Am nächsten Tag ging's dann wieder früh raus.
Samu kümmerte sich um Finn, während ich Leevi und Mia fertig machte und sie anschließend dann auch in die Kita brachte.
Wir gingen zu Fuß, da die Kids echt schon topfit waren. Eine gute viertel Stunde später waren wir dann da. Ich brachte Mia in ihre Krippengruppe und danach dann Leevi zu seiner Gruppe. Er rannte, wie immer, direkt zu seinen Freunden, was mich schmunzeln ließ. Dann kam jedoch eine seiner Erzieherinnen auf mich zu. „Guten Morgen, Finja. Sag mal, hast du kurz eine Minute?" fragte mich Helmi auf Finnisch. „Klar. Ist irgendwas vorgefallen?" „Naja...Die Frage stellen wir uns schon seit einigen Wochen. Ist bei euch alles in Ordnung zuhause? Leevi's Verhalten hat sich ziemlich stark verändert in letzter Zeit. Und er hat auch öfter mal ein paar Dinge erwähnt." „Ähm...Ja, also es ist gerade nicht so leicht bei uns." „Das merkt man. Leevi spiegelt es uns wieder. Wir würden eigentlich gerne mal ins Gespräch mit euch gehen." sagte sie zu mir, was mich doch ein wenig beunruhigte. Was sie mir erzählte war mir total neu. Aber der Fokus hatte in letzter Zeit auch wirklich mehr auf Samu gelegen... „Ja, natürlich, das können wir machen. Das ist mir gerade wirklich unangenehm..." „Das muss es nicht. Aber wir würden uns einfach mal gerne darüber austauschen und die Gründe für sein Verhalten erfahren. Und euch natürlich auch mitteilen was uns hier aufgefallen ist." „Ja..."

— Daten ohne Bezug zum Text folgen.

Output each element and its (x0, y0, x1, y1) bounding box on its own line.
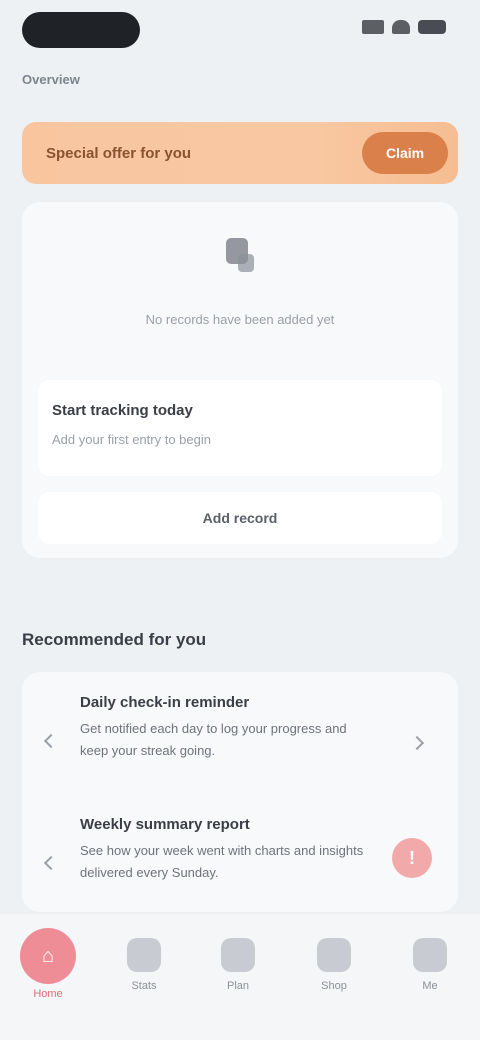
wifi-icon (392, 20, 410, 34)
info-box[interactable]: Start tracking today Add your first entr… (38, 380, 442, 476)
chevron-right-icon[interactable] (409, 735, 425, 751)
chart-icon (127, 938, 161, 972)
list-item[interactable]: Weekly summary report See how your week … (22, 808, 458, 918)
status-bar (0, 0, 480, 60)
nav-label: Stats (131, 980, 157, 992)
status-icons (362, 20, 446, 34)
nav-item-shop[interactable]: Shop (298, 932, 370, 1014)
bag-icon (317, 938, 351, 972)
section-label: Overview (22, 72, 80, 87)
promo-text: Special offer for you (46, 144, 192, 162)
promo-claim-button[interactable]: Claim (362, 132, 448, 174)
add-record-button[interactable]: Add record (38, 492, 442, 544)
section-title: Recommended for you (22, 630, 207, 649)
nav-label: Shop (321, 980, 347, 992)
alert-badge[interactable]: ! (392, 838, 432, 878)
nav-item-stats[interactable]: Stats (108, 932, 180, 1014)
chevron-left-icon (43, 733, 59, 749)
empty-state-text: No records have been added yet (145, 312, 335, 327)
nav-item-me[interactable]: Me (394, 932, 466, 1014)
home-icon: ⌂ (20, 928, 76, 984)
list-item-title: Daily check-in reminder (80, 694, 250, 711)
nav-item-plan[interactable]: Plan (202, 932, 274, 1014)
chevron-left-icon (43, 855, 59, 871)
nav-label: Me (422, 980, 438, 992)
nav-label: Home (33, 988, 63, 1000)
list-item-description: Get notified each day to log your progre… (80, 721, 347, 758)
list-item-title: Weekly summary report (80, 816, 250, 833)
user-icon (413, 938, 447, 972)
nav-label: Plan (226, 980, 250, 992)
scale-icon (218, 230, 262, 280)
battery-icon (418, 20, 446, 34)
info-subtitle: Add your first entry to begin (52, 432, 211, 447)
recommendation-list: Daily check-in reminder Get notified eac… (22, 672, 458, 912)
main-card: No records have been added yet Start tra… (22, 202, 458, 558)
list-item-description: See how your week went with charts and i… (80, 843, 364, 880)
info-title: Start tracking today (52, 402, 193, 419)
bottom-nav: ⌂ Home Stats Plan Shop Me (0, 914, 480, 1040)
dynamic-island (22, 12, 140, 48)
signal-icon (362, 20, 384, 34)
calendar-icon (221, 938, 255, 972)
list-item[interactable]: Daily check-in reminder Get notified eac… (22, 686, 458, 796)
promo-banner[interactable]: Special offer for you Claim (22, 122, 458, 184)
nav-item-home[interactable]: ⌂ Home (12, 928, 84, 1014)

„Wann würde es euch denn passen?" „Um ehrlich zu sein, wollten wir jetzt in den nächsten Tagen eigentlich erstmal für ein paar Wochen weg...Wir brauchen die Zeit als Familie gerade." „Wollen wir es dann vielleicht direkt heute Nachmittag machen? 16.30 Uhr?" „Wenn das klappt, wäre das natürlich super, ja." „Gut, dann machen wir das so."Auf dem Rückweg ging mir das Gespräch mit Helmi nochmal durch den Kopf. Es besorgte mich, dass man es Leevi anscheinend so anmerkte, dass etwas zuhause nicht stimmte.

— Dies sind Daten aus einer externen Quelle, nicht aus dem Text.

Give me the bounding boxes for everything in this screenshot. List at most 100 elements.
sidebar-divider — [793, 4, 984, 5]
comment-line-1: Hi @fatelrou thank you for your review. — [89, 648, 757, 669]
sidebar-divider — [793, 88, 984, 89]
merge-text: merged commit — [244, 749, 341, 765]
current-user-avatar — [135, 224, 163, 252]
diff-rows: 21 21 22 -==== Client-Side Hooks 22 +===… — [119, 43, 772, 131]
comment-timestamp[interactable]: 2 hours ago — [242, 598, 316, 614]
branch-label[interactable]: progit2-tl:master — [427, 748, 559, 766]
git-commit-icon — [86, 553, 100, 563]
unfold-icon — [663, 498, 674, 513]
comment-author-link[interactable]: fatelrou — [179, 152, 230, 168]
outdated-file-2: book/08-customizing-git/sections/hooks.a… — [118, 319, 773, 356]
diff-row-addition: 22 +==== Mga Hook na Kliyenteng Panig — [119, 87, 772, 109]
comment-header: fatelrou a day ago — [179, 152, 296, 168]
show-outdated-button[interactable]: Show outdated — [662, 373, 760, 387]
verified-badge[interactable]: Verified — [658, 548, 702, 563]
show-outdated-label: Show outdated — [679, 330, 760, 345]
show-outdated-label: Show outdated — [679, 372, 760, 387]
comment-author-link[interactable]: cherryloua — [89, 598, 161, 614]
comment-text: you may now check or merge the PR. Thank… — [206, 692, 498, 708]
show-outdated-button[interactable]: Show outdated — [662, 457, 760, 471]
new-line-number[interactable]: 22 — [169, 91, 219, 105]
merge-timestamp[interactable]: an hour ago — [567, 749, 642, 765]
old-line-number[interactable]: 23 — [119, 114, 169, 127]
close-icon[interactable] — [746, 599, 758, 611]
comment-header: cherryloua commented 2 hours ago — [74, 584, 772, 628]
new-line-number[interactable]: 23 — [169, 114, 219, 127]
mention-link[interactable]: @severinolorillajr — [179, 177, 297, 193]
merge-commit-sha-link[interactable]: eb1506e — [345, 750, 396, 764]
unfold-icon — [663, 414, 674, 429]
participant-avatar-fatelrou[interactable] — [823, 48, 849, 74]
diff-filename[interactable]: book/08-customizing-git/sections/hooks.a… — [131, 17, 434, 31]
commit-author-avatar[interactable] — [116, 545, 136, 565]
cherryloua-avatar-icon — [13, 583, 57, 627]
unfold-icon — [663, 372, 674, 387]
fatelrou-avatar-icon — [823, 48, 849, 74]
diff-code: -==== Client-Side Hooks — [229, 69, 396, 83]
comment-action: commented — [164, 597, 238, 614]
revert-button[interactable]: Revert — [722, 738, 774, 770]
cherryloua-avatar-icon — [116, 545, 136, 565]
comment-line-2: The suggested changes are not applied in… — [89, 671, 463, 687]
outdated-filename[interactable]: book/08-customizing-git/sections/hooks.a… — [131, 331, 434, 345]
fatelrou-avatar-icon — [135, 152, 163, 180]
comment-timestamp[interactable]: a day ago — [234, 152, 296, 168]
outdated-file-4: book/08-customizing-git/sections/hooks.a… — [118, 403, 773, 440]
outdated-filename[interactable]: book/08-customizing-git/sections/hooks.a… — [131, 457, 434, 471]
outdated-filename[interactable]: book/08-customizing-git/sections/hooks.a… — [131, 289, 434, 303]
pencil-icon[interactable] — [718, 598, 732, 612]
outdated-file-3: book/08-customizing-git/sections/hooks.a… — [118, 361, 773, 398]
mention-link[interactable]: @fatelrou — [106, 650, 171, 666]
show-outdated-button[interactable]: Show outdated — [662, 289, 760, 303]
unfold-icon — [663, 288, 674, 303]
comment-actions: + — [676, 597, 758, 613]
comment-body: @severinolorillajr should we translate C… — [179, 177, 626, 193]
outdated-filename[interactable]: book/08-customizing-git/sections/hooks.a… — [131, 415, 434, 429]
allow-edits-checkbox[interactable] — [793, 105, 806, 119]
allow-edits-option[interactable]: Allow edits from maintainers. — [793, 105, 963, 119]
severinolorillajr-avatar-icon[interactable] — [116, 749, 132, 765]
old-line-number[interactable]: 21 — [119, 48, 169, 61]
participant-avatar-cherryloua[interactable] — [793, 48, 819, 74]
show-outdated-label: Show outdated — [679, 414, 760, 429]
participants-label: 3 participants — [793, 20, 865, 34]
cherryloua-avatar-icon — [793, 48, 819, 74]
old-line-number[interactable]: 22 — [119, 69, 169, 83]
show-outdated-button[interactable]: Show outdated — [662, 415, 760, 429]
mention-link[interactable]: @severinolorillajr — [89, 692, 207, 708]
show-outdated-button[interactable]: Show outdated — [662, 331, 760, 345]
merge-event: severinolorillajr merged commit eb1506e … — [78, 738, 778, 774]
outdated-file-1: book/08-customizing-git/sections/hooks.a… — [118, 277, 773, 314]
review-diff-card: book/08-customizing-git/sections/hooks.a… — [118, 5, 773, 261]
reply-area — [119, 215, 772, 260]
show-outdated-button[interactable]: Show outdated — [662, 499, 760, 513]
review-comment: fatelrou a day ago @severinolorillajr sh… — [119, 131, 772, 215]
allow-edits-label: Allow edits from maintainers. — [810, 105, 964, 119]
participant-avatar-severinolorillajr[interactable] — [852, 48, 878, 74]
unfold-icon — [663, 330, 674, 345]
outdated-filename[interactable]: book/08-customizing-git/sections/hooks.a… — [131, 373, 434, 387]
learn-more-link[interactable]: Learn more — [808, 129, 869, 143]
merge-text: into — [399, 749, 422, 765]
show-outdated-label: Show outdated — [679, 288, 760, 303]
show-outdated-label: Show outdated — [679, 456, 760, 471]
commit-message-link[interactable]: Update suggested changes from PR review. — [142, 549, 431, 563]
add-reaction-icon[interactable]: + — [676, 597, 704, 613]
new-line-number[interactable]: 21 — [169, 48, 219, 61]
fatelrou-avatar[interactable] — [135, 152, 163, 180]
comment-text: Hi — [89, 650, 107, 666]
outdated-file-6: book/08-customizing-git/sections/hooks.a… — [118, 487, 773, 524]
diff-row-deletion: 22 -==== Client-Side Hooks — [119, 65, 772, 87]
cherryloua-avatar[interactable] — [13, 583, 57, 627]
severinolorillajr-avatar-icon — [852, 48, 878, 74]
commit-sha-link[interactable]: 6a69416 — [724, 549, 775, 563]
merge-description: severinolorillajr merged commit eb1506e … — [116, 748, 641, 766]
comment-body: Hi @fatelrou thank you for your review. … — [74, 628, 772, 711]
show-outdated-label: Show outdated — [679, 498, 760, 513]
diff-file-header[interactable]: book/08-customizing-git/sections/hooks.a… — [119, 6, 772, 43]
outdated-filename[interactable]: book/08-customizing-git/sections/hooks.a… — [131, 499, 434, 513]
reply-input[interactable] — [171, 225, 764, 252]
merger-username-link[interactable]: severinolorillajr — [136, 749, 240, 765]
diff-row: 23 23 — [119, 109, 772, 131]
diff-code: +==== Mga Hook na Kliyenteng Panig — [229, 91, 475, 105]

Es war absolut kein schönes Gefühl zu wissen, dass auch unsere Kinder unter der aktuellen Situation litten.
Als ich wieder zuhause war, ging ich erstmal ins Wohnzimmer, wo ich Samu summend auf dem Sofa liegen sah. Finn lag auf seinem Bauch und schien wieder eingeschlafen zu sein. „Bin wieder da." sagte ich leise und ging zu ihnen. „Schön." lächelte Samu. „Wir müssen gleich nochmal sprechen, Schatz." „Ernst?" „Ja, schon. Aber das ist jetzt doof, wenn Finn so schön schläft." Er nickte nur, bevor ich mich zu den beiden legte. Eigentlich musste ich noch das Haus putzen, aber das konnte jetzt auch mal kurz warten.
Da wir Finn nicht wecken wollten, schwiegen wir einfach, aber die bloße Nähe zueinander tat wirklich gut. Gut 20 Minuten liegen wir dort, bis Finn langsam seine Augen öffnete und verschlafend zu Samu hochschaute. „Na du. Wieder wach?" grinste Samu und streichelte ihm über seinen Kopf. „Du süße Maus..." Er betüdelte Finn noch ein bisschen, bevor er ernster wurde und sich mir zuwendete. „Wollen wir sprechen?"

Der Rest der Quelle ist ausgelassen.